Judge in Argentina takes statements from five crew-members of grounded Venezuela plane

Judge Federico Villena has taken preliminary statements from five crew members from a Venezuelan cargo plane grounded at Ezeiza International Airport since June.

Judge Federico Villena has taken preliminary statements from five crew members from a Venezuelan cargo plane grounded at Ezeiza International Airport since June who are being investigated over possible links to Iran's Al Quds Force, press reports said on Friday.

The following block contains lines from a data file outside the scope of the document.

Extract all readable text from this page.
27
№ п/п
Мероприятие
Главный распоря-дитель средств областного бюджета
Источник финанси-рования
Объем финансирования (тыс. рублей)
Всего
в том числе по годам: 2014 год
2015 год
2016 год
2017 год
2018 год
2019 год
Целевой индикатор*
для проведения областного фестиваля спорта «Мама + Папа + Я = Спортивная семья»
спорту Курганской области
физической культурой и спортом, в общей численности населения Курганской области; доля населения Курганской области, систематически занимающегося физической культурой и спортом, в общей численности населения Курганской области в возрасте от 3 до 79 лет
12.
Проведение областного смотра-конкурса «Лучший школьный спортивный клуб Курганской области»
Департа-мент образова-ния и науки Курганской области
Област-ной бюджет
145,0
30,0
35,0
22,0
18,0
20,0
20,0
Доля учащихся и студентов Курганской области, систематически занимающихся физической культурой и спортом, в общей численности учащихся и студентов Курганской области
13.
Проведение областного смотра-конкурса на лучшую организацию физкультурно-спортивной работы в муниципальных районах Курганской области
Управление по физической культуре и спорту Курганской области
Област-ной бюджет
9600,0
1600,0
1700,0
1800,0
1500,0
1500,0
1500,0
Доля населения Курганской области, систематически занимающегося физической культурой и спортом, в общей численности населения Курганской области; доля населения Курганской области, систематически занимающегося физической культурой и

On Thursday, Villena, the federal judge in charge of the investigation, took statements from three Iranians, all of whom all denied any links with a terrorist organisation.

Legal sources said they did not answer any questions, the official Télam state news agency said in a report.

The Al Quds Force group of the Iranian Revolutionary Guards is classified as a terrorist organisation by the United States.

Two Venezuelan crew members gave statements earlier in the week.

All five crew have been barred from leaving the country.

Villena has allowed another 14 crew members – 12 Venezuelans and two Iranians – to return home.

Twelve of them had already left for Caracas in mid-September following an appeals court decision, described by Villena as "premature."

The two remaining crew – a Venezuelan and an Iranian – are due to leave the country in the coming days.

The Paraguayan intelligence service has linked one of the Iranian crew members, pilot Gholmareza Ghasemi, to Al Quds.

The Boeing 747 cargo plane first entered Argentina on June 6 from Mexico but, unable to refuel in Buenos Aires due to US sanctions on Venezuela, it left for Montevideo on June 8. But the Uruguayan authorities refused it access, and it flew back to Argentina.

An Argentine judge then granted a request from the United States to seize the plane on the basis that laws were broken when Iran – also under US sanctions – sold it to Venezuela.

Caracas has protested against the plane's seizure and alongside Tehran has demanded the crew's release.

Iran insists the plane is "completely legal" and has accused the US of a "propaganda operation."

Before travelling to Argentina, the plane had been in Paraguay in mid-May after a trip to the island of Aruba with a cargo of cigarettes.